As a girl, Alena Watts was a dancer and won awards in national championships for acrobatics and tumbling. It was great experience that she later wanted her three daughters to enjoy.
When the owner of the girls’ dance studio in Richmond no longer wanted to run the business, Alena, 40, reluctantly took over.
“I didn’t want to be ‘that mom’ who coaches her own kids,” she says.
But Bluegrass Dance Training Center is more than a dance studio. It is a place where girls can be girls, and where they can learn to be part of something bigger than themselves.
“We treat every girl as if she is our own,” Alena says.
The studio offers classes six days a week in 17 areas, from ballet and jazz dance to baton twirling and parade march.
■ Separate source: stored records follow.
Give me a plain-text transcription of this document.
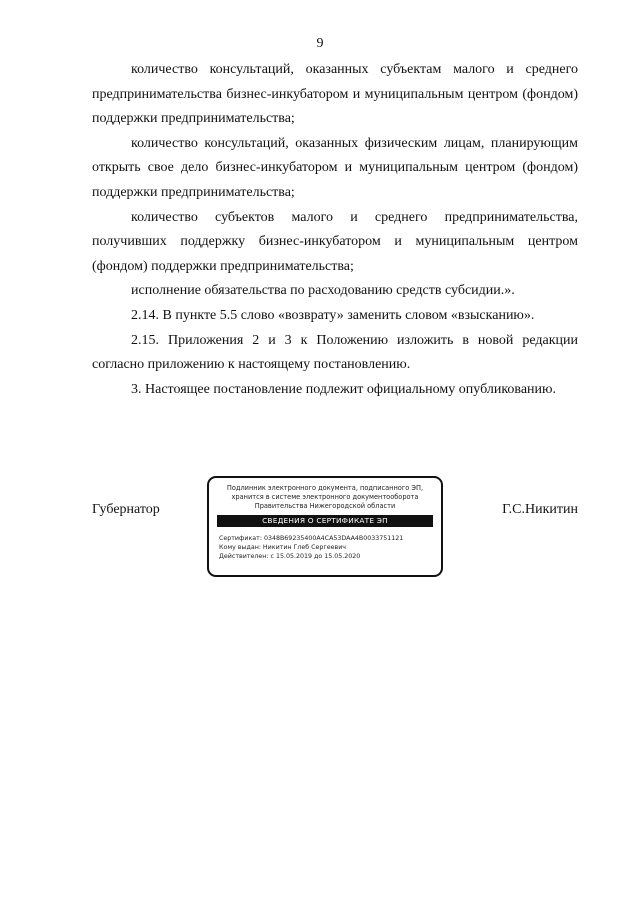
9

количество консультаций, оказанных субъектам малого и среднего предпринимательства бизнес-инкубатором и муниципальным центром (фондом) поддержки предпринимательства;

количество консультаций, оказанных физическим лицам, планирующим открыть свое дело бизнес-инкубатором и муниципальным центром (фондом) поддержки предпринимательства;

количество субъектов малого и среднего предпринимательства, получивших поддержку бизнес-инкубатором и муниципальным центром (фондом) поддержки предпринимательства;

исполнение обязательства по расходованию средств субсидии.».

2.14. В пункте 5.5 слово «возврату» заменить словом «взысканию».

2.15. Приложения 2 и 3 к Положению изложить в новой редакции согласно приложению к настоящему постановлению.

3. Настоящее постановление подлежит официальному опубликованию.

Губернатор
Подлинник электронного документа, подписанного ЭП,
хранится в системе электронного документооборота
Правительства Нижегородской области
СВЕДЕНИЯ О СЕРТИФИКАТЕ ЭП
Сертификат: 0348B69235400A4CA53DAA4B0033751121
Кому выдан: Никитин Глеб Сергеевич
Действителен: с 15.05.2019 до 15.05.2020
Г.С.Никитин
There are 10 instructors, excluding junior assistants, and 189 students.
Instructors care about each girl, not just her dance ability. Watts believes if a girl can move, she can dance.
“They care about them as individuals. They care about helping them grow,” says Chastity Ford, the school’s office manager. The instructors want them to “become compassionate and caring people themselves, so they kind of focus on the whole package, not just dance.”
Alena’s middle daughter, Gianna, 11, is a teaching assistant as well as a dancer. “I want the little kids to improve just like the older girls do,” she says. “I want them to just know that the older girls are there for them and that we can help them improve.”